Kadyja Harris: I can go. I don’t know, I, I, sat on this a little this question a little bit, which is kind of odd to me, because, like there’s been a lot of times in my life where I felt hopeless, so I figured this would be a easier to identify. But I don’t know just for me, going off of like

Kadyja Harris: going back a little bit to like when I was sharing my story like there was a lot of

Kadyja Harris: key factors in my story that really helped me get out of homelessness, and I think that, like being a person of color and living in New Hampshire, which is a predominantly white state.

Kadyja Harris: I needed that support, that extra support from like my service providers that I worked with.

Kadyja Harris: So, if you are a service provider here, and you do deal with people who are people of color, they’re the bypop community like it’s really important to check it on them. And just see how they’re doing, how they’re feeling what you can do to make them feel better if something’s going wrong. I didn’t speak up enough

Kadyja Harris: with my experience, but because I was very angry. But if I had somebody who would have came to me and been like, how are you like? Do you really? How are you doing? That would have made all the difference in the world.

Kadyja Harris: So, I want to speak to my community for this question a little bit, and just

Kadyja Harris: yeah, make that be known.

Michelle Wagner, NAMI NH (She/Her): Thank you, Kadyja

Michelle Wagner, NAMI NH (She/Her): Andy. Final words

Mandy Lancaster (She/Her), Waypoint: Final words. Consider your spheres of influence. Consider your interest in your resources, and how you can leverage those which are different for all of us, and at the end of the day. Reflect on how can you be a safe and supportive adult for young people in your community that might be struggling with homelessness and mental health symptoms. One adult can change the trajectory of a young person’s life. I mean that’s no.

Mandy Lancaster (She/Her), Waypoint: you know that’s that’s true. It holds true in the research. So just to bring a human element to this. Be kind and be generous.

and all the ways that you can.

Oh, beautiful!

Michelle Wagner, NAMI NH (She/Her): With that I would like to Thank you all so very much for being with us this afternoon Panel, who joined us, and also the attendees.

Michelle Wagner, NAMI NH (She/Her): Please take a moment to fill out the evaluation form. There is the link in the chat. After you fill it out you will get a certificate of attendance. Just a reminder. A recording of today’s discussion will be posted on the education page of Onward nh.org.

Michelle Wagner, NAMI NH (She/Her): And you’re gonna get an email in the next couple of days which has a link for the website and the evaluation

Michelle Wagner, NAMI NH (She/Her): for any comments. Please reach out to me.

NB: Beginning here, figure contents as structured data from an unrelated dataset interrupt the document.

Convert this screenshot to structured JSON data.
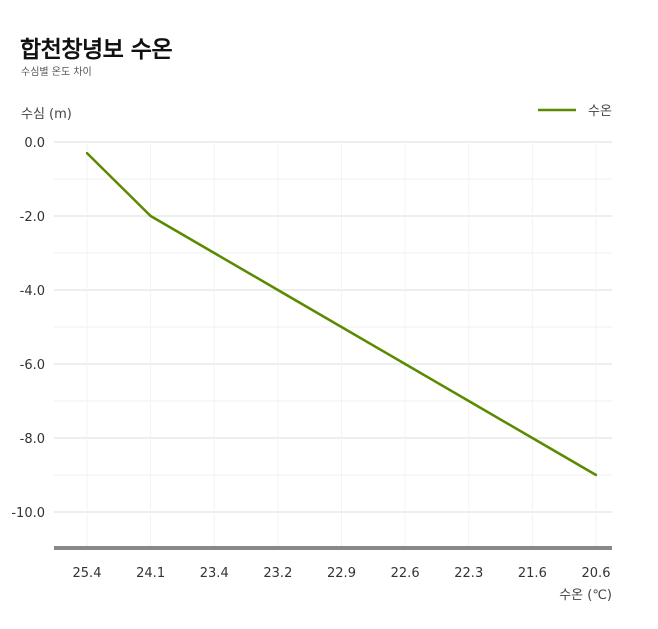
{
  "chart_data": {
    "type": "line",
    "title": "합천창녕보 수온",
    "subtitle": "수심별 온도 차이",
    "xlabel": "수온 (℃)",
    "ylabel": "수심 (m)",
    "categories": [
      "25.4",
      "24.1",
      "23.4",
      "23.2",
      "22.9",
      "22.6",
      "22.3",
      "21.6",
      "20.6"
    ],
    "series": [
      {
        "name": "수온",
        "color": "#5a8a00",
        "values": [
          -0.3,
          -2.0,
          -3.0,
          -4.0,
          -5.0,
          -6.0,
          -7.0,
          -8.0,
          -9.0
        ]
      }
    ],
    "ylim": [
      -11,
      0
    ],
    "yticks": [
      "0.0",
      "-2.0",
      "-4.0",
      "-6.0",
      "-8.0",
      "-10.0"
    ],
    "grid": true,
    "legend": "top-right"
  }
}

Michelle Wagner, NAMI NH (She/Her): Email addresses did go into the chat. I hope my panelists are okay with that, and we do look forward to seeing folks who can join us next month. We’re going to get an update on New Hampshire’s rapid response access point 988.

Michelle Wagner, NAMI NH (She/Her): So until then, thank you once again to our wonderful panel, and be well. Take care.